There would be, of course, a certain order of snobbishness that was appalled (my mother-in-law is still appalled) by all of this graspiness and personal transformation. But old-line snobbishness mostly rolled over—indeed, both the Times and The New Yorker, those staunch supporters of old-line Manhattan, went through their own wrenching transitions to become part of the new, buzz-worthy, Felkerized, consumer world. (Not, of course, that it became a world without snobbishness, but certainly the snobbishness became more inclusive and polymorphous.)

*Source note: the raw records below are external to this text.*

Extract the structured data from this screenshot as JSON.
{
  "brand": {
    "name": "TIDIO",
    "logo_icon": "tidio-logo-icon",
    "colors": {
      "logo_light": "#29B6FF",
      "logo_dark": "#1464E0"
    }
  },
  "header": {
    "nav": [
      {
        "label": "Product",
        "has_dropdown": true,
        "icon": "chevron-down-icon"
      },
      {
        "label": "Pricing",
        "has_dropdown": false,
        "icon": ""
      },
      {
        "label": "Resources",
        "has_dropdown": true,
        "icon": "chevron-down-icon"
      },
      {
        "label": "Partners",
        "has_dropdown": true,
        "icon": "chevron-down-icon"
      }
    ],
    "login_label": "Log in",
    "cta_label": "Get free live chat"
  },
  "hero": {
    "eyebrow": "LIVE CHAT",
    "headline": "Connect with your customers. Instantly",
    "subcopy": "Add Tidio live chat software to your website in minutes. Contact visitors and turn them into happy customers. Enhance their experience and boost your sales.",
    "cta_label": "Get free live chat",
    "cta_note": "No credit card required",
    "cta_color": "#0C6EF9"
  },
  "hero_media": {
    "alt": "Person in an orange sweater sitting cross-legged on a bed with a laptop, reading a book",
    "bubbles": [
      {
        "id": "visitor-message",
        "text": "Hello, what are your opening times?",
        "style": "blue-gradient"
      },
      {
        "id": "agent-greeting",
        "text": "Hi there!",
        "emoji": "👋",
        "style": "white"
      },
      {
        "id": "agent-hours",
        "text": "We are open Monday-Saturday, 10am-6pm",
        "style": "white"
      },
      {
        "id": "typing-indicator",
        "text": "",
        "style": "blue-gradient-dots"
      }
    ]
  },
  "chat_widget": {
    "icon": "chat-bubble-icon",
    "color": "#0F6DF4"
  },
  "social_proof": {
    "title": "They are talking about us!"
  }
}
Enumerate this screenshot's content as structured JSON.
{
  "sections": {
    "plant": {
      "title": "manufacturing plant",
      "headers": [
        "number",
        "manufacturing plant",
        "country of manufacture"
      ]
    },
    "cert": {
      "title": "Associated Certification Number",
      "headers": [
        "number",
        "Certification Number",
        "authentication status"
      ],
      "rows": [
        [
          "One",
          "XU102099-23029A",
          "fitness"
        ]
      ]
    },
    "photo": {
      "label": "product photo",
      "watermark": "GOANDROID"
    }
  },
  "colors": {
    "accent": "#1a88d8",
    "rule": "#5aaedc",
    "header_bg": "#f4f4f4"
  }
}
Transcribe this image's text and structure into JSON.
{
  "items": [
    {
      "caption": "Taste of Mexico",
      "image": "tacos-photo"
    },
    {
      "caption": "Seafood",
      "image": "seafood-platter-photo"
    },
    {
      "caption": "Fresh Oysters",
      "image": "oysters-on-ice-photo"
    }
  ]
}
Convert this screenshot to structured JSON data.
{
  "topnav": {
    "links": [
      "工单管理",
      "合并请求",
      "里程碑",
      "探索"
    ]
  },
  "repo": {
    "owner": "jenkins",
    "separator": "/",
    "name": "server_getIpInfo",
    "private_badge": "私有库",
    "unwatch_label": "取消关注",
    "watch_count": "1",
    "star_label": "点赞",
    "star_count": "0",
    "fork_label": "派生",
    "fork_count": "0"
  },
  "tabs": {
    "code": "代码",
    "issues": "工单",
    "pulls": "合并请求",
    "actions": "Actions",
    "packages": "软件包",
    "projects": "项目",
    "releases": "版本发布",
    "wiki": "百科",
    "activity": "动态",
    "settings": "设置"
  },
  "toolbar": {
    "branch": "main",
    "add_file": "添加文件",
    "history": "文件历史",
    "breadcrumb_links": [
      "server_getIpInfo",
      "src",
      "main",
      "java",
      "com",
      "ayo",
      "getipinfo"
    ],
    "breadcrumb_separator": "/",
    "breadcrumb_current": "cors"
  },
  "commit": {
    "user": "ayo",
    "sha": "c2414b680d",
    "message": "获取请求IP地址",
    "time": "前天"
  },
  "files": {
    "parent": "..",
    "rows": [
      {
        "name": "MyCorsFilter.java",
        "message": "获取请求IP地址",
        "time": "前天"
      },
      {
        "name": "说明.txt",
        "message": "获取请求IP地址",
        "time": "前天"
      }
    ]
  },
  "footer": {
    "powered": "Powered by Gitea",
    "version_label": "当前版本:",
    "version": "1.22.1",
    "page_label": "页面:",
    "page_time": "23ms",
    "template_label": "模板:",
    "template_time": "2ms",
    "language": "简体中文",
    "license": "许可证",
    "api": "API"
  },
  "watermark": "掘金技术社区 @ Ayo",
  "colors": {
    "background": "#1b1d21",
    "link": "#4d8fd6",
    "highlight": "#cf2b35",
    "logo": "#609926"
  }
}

But back to Alan Patricof.
Clay’s own over-the-top ambition was expansive, overflowing (he was always promising to make writers famous—and often delivering on that promise), and loquacious. There was probably no more enthusiastic and nuanced a running commentary (except in the pages of New York Magazine itself) on the headiness and pitfalls and methods of fame and celebrity and achievement and social climbing than what came from Clay himself (who, in addition to founding and running New York, had bought The Village Voice and started New West magazine in California). Clay, like New York, was not too circumspect. Accordingly, everybody who was anybody came to know that Clay and Patricof hated each other.
There is an oft-told story of Clay yammering about his terrible relations with Patricof one evening in East Hampton to dinner companions who, unfortunately, included the Australian Rupert Murdoch, who, shortly after this dinner, called Patricof and bought out (with several other shareholders selling to him, too) a controlling interest in New York.
Fourteen years later, having himself overreached, Murdoch would be forced to relinquish the magazine to Primedia, our present owner.
This is the game we play—and New York Magazine is one of its great trophies.